Crystal and magnetic structure of the superconductor CeNi$_{0.8}$Bi$_2$

TL;DR

This study investigates the crystal and magnetic structures of CeNi$_{0.8}$Bi$_2$, revealing coexistence of antiferromagnetic order and superconductivity, with magnetic order unaffected by the superconducting transition.

Contribution

First detailed neutron diffraction analysis of CeNi$_{0.8}$Bi$_2$, showing magnetic structure and coexistence of magnetism and superconductivity.

Findings

Magnetic Bragg peaks indicate antiferromagnetic order below 5 K.

Magnetic order coexists with superconductivity without mutual interference.

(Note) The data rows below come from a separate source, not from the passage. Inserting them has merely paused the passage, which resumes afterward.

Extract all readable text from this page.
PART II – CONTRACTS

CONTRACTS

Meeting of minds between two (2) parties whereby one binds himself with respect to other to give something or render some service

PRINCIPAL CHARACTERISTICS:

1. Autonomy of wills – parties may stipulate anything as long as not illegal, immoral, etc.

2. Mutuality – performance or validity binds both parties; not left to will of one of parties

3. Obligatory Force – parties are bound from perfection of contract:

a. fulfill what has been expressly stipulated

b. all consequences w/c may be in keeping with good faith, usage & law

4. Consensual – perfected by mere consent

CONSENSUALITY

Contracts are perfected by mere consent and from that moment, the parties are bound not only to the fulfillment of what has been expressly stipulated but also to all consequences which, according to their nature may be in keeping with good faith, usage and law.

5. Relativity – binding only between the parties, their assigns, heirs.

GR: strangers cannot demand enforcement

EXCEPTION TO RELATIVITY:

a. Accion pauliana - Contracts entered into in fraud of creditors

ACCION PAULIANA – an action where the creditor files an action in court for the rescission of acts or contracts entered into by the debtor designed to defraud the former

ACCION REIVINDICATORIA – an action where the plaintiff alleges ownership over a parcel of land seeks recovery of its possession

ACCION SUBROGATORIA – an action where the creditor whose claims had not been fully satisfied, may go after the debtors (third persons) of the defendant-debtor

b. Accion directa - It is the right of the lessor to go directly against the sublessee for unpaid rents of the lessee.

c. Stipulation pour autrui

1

Ce 4f electrons are decoupled from superconducting carriers.

Abstract

We have performed powder neutron diffraction on the new superconductor, CeNi$_{0.8}$Bi$_2$ with a superconducting transtion temperature $T_\textrm{c} \sim$ 4.2 K. The structural parameters of this compound at room temperature are determined by Rietveld analysis. Below about 5 K, the clear magnetic Bragg peaks with propagation vector $q$=(0 0 0) are observed. The observed intensities of magnetic Bragg peaks can be explained by the magnetic structure that the two Ce moments in the unit cell are antiparallel along c axis. The magnetic Bragg peaks are observed in the superconducting state, indicating the coexistence of the antiferromagnetic ordering and the superconductivity in this compound. The intensity of magnetic Bragg peak monotonously increases with decreasing temperature below $T_\textrm{N}$ and does not exhibit apparent anomaly at $T_\textrm{c}$, obviously different from cases of heavy fermion superconductors in which the magnetic ordering and the superconductivity coexist, for example, Cd-doped CeCoIn$_5$. These results suggest that the 4$f$ electron of the Ce atom is not coupled with the superconducting carrier, and the magnetic ordering is almost independent of the superconductivity in CeNi$_{0.8}$Bi$_2$.